Nevertheless, the demands made at the time for the expulsion of the New Tribes Mission from Venezuela eventually faded into oblivion, as did public concern over the activity of the group, which has also experienced divisions in recent years, Luzardo commented.
But that changed with the announcement made by Chávez, who noted that "while indigenous people live in extremely difficult conditions, New Tribes have power plants, radio systems and airstrips well maintained with tractors and mowers, where planes fly in from abroad without going through any kind of customs check."
His reference to the potential consequences of the measure is likely due to the fact that New Tribes belongs to the Evangelical Council of Venezuela and could accuse the government of religious persecution.
But it is also an organisation based in the United States, and the Venezuelan and U.S. governments have been caught up in an escalating political and diplomatic confrontation for the last two years.

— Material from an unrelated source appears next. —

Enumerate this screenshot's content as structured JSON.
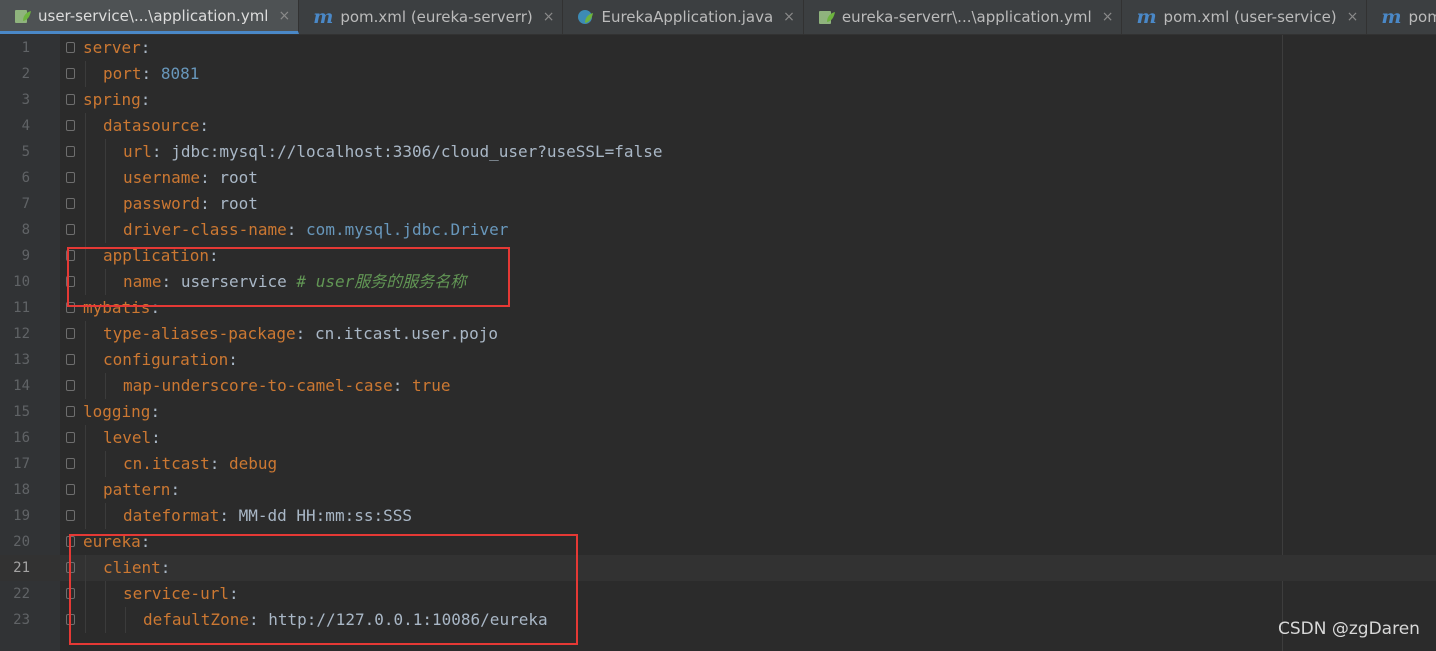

What's more, in August, U.S. televangelist Pat Robertson publicly called for the Venezuelan leader's assassination, and last Sunday accused Chávez of providing funding to Osama bin Laden, leader of the Al Qaida terrorist network.
Chávez stressed that "we are not going to run roughshod over anyone, we will give New Tribes time to pack up their things and go."
Although Luzardo believes the measure is a positive one, he added that "just today there were new indigenous protests, because Chávez is opening up indigenous lands to coal mining (in northwestern Venezuela) by other new tribes', this time from Brazil," an allusion to joint ventures formed for this purpose by Venezuelan and Brazilian companies, whose activities are scheduled to begin next year.